Well we know where we’re going
But we don’t know where we’ve been…
The classic poured forth like a warm spring rain, washing away the weariness of mind and soul. For some reason, it seemed to me that the song about the wanderers would please the Tenth. Why him? I don’t know, but I wasn’t singing for the pirc as much as for the ancient bard who had brought us to this place.
I’m not sure whether the pirc heard me either: While I played, he turned his ears here and there like a cat and carefully looked around himself, waiting for something to happen. And so he was the first to see the fruits of my efforts.
“There,” he said quietly, pointing at the trunk of the Tree beside us.
The outline of a passage began to shimmer in the bark, and in its center, I could make out the flower of life glowing dimly. Beneath it, some notes glimmered.
“Looks like we need to enter a musical password,” I concluded, playing the musical phrase.
The outline of the passage flared up and faded, while the passage itself turned into the shimmering ring of a portal.
Quest completed:
Mysterious Sigil.
Reward: +200 Reputation with the Biota. Quest chain available: Road to Nowhere.
Quest available: Road to Nowhere.
Description: Following the sigils of the Tenth, you have opened a portal leading to an unknown destination. Do you dare discover what lies on the other side and solve the riddle of the Tenth?
Quest type: Rare chain. Reward: Variable. Penalty for failing/refusing the quest: None.

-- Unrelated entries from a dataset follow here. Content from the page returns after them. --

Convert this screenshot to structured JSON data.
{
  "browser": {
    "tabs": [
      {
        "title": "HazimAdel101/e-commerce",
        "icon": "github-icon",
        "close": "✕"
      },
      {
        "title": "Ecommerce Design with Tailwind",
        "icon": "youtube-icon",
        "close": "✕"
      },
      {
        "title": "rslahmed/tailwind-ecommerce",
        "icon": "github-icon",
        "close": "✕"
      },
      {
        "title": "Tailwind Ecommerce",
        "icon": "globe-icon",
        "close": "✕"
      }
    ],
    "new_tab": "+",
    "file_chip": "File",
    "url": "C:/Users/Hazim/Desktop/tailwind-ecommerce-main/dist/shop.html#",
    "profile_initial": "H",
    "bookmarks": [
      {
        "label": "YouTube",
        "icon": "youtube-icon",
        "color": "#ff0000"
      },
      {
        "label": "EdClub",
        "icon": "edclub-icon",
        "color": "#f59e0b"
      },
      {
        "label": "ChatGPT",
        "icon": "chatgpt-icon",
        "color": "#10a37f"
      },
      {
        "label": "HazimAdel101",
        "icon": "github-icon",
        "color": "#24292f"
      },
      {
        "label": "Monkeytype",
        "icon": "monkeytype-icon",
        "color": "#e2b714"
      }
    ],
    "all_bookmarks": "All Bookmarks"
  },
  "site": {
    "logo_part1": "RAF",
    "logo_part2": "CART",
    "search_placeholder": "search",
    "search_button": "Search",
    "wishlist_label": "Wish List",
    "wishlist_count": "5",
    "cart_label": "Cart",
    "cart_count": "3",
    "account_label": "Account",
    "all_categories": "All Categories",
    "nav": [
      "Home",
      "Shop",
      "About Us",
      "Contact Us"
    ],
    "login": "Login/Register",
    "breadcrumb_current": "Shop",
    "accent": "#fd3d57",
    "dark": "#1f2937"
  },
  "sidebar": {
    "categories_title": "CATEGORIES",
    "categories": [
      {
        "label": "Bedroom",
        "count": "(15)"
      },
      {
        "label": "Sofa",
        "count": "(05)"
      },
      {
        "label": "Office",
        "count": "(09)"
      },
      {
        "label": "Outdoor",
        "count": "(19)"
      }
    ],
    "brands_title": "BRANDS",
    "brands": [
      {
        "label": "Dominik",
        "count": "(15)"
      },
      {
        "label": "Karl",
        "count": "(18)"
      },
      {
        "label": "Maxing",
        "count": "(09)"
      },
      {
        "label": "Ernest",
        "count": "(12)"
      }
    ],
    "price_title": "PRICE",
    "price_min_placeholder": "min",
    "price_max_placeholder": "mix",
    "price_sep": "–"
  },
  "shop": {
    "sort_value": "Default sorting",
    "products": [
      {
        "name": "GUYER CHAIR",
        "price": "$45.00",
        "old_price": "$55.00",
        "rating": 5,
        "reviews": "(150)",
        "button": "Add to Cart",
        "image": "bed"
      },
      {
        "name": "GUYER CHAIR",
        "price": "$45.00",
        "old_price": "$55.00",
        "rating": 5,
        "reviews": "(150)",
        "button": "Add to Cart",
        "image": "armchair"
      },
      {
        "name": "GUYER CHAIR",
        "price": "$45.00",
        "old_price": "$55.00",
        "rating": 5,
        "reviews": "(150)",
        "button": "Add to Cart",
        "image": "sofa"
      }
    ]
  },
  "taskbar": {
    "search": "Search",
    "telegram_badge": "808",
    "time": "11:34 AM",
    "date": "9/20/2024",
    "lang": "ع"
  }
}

Do you wish to accept this mission?
“Speak, friend, and enter,” muttered Chip, adjusting his grip on his halberd. “A quest’s been offered. Shall we take it?”
“Of course we take it!”
“Done.”
Stepping up to the opened portal, he sniffed it, twitched his ears, listened and then stepped decisively into the portal.
“Bad idea,” I said too late and stepped in after him.
On the other side of the portal, I immediately slammed into my partner’s furry side. He was standing stock-still staring at the fairly odd location we had been transported to. We were standing…on a white marble floor, in the middle of an enormous hall, with a vaulted ceiling that had been painted to look like the night sky.
“Where are we?”
The question was a rhetorical one—we were nowhere on the world map. Neither in the Hidden Forest, nor in the areas we had explored. It was like we had stepped out of Barliona altogether.
Chip approached a window pane that bore the emblem of the flower of life and began to study its sash. Locating the latch, the pirc carefully opened the window and stuck out his curious nose.
“Nowhere,” he voiced his observations right away with resignation. Squirming under the pirc’s paw, I caught sight of clouds of gray fog. And that’s it.
“Up and down, it’s all the same,” the pirc stepped away from the window. “It’s like we’re suspended in a cloud. Like we took a wrong turn in a hot air balloon.”